Holden urged to act over faulty handbrakes

Holden should follow the example of its British sister company and recall the recent Vectra model because the handbrake may fail without warning, says the car buyers’ Dog & Lemon Guide and Consumer NZ.

Dog & Lemon Guide editor Clive Matthew-Wilson said today:

“We called on Holden to recall this car last year. They denied there was a problem. Now its clear there is a problem and something must be done about it.”

Consumer New Zealand spokesman Hamish Wilson agrees:

“There is clear evidence of a problem with these cars and Holden needs to take action now, before someone is killed or injured.”

There have been large numbers of overseas reports of Vectra owners parking their cars securely on a slope, only to have the vehicle roll away a short time later. In a typical example, Caroline Pearce from Northern Ireland wrote off a neighbour’s car when her eight-week-old Vectra rolled away.

“My driveway is at a steep 45 degree angle so I was careful to put on the handbrake. From the time of my setting the handbrake to the stage when it rolled down my drive was about 15 minutes,” she said.

‘When I got to the car the handbrake was disengaged. There are lots of young children who live around my home and it was lucky that most were in their own houses having their tea. If this had happened any later there would surely have been terrible results. This thought has haunted me ever since.”

Hamish Wilson said Holden had the opportunity to do the right thing and voluntarily recall the Vectra.

“If Holden acts now, they will retain their credibility with motorists."

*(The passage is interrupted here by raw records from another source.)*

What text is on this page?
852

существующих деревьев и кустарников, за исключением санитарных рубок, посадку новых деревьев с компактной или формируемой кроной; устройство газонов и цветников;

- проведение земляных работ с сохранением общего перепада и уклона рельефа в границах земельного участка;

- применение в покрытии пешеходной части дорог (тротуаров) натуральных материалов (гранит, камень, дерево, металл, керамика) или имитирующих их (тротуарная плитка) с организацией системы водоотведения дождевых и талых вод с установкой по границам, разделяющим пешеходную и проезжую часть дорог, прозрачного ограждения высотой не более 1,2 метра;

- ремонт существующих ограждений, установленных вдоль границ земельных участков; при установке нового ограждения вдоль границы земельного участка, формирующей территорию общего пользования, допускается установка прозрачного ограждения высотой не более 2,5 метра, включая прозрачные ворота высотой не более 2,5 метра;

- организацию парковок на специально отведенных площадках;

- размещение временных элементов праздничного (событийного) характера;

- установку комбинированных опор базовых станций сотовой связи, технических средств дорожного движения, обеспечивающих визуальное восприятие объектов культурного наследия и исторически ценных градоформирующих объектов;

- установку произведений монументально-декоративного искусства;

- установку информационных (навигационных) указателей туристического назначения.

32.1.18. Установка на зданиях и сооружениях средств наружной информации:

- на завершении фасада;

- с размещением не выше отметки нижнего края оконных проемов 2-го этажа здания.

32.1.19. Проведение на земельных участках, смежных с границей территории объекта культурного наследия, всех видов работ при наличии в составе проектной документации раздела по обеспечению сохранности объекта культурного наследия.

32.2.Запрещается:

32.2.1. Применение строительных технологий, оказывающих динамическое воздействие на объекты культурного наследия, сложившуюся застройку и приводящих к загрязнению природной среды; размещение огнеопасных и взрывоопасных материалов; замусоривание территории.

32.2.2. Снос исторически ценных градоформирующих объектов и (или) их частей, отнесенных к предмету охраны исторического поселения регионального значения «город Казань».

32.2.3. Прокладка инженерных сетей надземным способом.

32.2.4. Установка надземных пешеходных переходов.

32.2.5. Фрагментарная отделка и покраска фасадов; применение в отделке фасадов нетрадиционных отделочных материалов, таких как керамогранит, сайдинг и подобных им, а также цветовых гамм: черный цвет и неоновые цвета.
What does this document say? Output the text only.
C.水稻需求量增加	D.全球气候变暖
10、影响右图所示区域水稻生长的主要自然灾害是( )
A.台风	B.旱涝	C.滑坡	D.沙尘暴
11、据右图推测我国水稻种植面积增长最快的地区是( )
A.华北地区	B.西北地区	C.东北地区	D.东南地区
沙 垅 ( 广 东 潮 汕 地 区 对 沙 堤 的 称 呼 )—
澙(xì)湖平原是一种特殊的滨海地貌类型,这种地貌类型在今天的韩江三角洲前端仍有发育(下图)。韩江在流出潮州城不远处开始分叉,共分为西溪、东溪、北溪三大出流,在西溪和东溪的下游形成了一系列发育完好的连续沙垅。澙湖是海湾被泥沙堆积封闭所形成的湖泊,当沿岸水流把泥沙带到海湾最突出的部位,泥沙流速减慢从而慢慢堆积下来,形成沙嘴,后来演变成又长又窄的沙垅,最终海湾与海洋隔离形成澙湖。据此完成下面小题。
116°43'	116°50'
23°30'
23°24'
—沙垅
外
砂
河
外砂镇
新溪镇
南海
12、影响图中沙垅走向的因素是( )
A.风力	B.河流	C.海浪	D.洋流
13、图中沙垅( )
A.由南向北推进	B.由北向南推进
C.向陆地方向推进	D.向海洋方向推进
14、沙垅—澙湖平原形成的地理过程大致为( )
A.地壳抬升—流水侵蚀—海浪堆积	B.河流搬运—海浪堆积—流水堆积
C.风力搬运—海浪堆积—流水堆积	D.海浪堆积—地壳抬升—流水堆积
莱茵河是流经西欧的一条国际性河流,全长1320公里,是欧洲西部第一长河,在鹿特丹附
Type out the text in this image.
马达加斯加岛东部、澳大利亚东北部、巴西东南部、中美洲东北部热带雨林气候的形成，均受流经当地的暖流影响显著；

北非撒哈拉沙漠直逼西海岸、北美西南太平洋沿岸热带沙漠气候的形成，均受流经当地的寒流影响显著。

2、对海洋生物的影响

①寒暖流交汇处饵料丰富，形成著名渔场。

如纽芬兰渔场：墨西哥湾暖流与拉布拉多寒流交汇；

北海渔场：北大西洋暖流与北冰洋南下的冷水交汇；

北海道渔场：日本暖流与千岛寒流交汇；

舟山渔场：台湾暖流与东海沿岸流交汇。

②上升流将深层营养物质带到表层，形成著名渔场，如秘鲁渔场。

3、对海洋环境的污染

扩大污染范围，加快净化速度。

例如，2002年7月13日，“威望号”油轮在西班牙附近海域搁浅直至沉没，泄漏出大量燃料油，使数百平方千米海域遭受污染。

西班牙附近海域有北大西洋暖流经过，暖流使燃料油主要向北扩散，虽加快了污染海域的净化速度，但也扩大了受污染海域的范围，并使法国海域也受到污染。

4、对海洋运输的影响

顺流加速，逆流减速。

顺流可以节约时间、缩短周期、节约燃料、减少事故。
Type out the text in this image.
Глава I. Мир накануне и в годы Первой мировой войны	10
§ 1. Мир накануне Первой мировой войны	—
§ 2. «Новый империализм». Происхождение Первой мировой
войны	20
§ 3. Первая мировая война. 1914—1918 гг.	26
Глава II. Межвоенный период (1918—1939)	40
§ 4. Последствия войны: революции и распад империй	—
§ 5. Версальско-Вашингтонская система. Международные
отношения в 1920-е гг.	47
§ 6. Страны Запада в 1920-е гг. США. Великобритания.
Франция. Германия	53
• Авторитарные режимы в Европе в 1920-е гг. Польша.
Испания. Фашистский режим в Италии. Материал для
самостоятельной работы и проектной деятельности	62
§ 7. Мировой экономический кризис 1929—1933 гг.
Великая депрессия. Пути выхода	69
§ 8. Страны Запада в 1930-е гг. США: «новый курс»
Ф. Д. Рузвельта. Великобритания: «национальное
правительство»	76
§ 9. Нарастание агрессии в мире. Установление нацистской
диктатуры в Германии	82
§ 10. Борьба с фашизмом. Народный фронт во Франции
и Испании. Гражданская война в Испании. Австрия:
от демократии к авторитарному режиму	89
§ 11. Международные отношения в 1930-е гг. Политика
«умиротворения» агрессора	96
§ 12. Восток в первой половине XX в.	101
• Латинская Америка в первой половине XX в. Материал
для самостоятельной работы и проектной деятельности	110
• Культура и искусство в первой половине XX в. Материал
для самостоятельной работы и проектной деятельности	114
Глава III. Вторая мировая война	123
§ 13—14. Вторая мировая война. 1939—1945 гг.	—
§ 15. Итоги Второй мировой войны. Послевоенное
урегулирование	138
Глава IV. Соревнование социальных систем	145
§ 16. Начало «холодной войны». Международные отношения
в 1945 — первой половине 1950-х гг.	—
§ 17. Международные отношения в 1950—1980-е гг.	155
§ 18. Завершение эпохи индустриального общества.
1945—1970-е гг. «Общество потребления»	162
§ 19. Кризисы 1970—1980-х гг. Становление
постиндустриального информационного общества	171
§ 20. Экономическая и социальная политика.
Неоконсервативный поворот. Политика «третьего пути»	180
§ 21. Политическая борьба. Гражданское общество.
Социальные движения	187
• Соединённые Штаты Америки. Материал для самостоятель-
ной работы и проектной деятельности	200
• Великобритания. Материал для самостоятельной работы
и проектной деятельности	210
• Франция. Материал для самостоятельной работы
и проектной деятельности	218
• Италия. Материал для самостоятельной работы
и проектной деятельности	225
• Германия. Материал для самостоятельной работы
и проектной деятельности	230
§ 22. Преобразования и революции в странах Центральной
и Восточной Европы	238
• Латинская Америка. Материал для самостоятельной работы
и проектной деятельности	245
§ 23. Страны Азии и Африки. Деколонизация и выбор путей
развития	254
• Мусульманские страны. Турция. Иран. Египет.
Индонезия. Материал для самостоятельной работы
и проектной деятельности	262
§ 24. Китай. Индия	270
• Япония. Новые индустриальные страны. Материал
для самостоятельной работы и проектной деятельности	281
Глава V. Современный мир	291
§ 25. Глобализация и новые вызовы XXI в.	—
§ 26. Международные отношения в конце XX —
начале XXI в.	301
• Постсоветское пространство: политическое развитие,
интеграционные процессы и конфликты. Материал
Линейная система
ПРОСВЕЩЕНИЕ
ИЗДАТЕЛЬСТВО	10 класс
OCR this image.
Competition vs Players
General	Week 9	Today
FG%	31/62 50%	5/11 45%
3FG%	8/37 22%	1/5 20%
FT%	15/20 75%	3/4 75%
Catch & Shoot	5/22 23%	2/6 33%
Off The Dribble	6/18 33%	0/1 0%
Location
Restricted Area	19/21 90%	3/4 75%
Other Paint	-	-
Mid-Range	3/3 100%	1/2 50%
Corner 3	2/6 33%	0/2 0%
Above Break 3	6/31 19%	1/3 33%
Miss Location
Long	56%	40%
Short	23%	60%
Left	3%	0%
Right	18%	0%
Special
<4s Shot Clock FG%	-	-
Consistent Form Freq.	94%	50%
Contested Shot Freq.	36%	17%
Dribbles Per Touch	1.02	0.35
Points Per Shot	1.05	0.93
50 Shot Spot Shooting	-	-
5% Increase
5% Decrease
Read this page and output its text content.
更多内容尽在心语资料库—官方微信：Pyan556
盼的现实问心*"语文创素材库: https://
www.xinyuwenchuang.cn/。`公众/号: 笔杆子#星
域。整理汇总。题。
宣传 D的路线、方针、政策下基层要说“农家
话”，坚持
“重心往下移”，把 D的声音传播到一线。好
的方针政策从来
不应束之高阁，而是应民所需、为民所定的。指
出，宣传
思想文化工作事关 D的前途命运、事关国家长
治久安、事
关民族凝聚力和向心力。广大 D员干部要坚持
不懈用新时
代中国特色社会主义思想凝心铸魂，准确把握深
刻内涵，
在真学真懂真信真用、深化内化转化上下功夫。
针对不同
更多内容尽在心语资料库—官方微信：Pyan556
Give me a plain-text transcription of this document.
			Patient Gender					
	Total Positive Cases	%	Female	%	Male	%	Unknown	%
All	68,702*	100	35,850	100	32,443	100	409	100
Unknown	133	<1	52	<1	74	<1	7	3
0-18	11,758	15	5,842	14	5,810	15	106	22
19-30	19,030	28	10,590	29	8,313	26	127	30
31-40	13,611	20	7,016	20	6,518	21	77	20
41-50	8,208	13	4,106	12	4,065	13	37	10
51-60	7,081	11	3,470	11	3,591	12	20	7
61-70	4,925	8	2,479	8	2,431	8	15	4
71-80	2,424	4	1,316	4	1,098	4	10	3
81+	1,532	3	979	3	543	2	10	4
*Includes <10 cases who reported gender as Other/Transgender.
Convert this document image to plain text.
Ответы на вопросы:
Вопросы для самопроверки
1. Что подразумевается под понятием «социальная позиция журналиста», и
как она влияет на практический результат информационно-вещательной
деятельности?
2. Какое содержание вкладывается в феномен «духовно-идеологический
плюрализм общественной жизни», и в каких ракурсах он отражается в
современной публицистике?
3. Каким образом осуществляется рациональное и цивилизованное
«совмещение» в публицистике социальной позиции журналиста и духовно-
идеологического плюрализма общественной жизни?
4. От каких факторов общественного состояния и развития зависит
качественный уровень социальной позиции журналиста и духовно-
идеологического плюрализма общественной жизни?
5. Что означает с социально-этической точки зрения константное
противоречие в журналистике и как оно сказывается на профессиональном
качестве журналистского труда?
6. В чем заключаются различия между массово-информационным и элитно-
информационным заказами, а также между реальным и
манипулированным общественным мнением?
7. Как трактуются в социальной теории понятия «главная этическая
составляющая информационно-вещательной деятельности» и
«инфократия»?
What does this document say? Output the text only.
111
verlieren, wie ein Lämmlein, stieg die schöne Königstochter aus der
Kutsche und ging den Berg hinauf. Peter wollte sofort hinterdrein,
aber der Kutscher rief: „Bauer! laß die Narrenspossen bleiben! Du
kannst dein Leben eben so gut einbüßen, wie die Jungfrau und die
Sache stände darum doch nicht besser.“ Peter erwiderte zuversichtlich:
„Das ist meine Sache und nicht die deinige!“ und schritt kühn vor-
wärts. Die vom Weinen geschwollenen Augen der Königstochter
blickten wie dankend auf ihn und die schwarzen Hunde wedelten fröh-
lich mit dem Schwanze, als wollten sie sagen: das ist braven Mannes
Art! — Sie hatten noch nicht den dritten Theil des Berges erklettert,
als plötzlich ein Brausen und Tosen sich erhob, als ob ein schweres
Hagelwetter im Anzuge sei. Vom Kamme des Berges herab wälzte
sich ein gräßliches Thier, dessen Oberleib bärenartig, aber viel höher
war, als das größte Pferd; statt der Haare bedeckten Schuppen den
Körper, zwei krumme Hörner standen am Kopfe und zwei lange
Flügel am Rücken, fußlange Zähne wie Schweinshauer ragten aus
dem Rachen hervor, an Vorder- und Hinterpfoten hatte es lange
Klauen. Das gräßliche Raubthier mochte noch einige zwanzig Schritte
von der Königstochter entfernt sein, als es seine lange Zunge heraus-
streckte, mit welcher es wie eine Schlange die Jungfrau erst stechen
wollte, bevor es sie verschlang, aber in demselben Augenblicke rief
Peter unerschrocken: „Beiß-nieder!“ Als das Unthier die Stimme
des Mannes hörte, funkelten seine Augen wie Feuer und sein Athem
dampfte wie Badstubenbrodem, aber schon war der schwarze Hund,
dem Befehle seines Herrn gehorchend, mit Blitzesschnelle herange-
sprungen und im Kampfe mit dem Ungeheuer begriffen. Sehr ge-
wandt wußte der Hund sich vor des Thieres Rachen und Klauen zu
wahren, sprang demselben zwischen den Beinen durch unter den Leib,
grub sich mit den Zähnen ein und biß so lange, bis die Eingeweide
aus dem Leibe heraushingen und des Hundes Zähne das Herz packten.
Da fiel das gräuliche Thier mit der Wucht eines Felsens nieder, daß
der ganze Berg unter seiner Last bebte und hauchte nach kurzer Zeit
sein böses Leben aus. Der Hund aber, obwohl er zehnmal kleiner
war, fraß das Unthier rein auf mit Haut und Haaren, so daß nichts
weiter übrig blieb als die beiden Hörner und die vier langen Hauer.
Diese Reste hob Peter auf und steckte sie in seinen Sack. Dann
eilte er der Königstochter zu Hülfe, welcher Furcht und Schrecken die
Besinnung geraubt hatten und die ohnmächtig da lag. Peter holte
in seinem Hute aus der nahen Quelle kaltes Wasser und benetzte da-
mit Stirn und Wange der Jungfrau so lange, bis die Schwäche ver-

Vauxhall, Holden’s British sister company, still maintains that the Vectra handbrakes are safe, but says it will modify the vehicles to 'reduce the possibility of a partial release when incorrectly setting the handbrake'.

Matthew-Wilson added:

“The Government has the power to force the recall of a vehicle with a known safety defect. If Holden does not take immediate action then the government must.”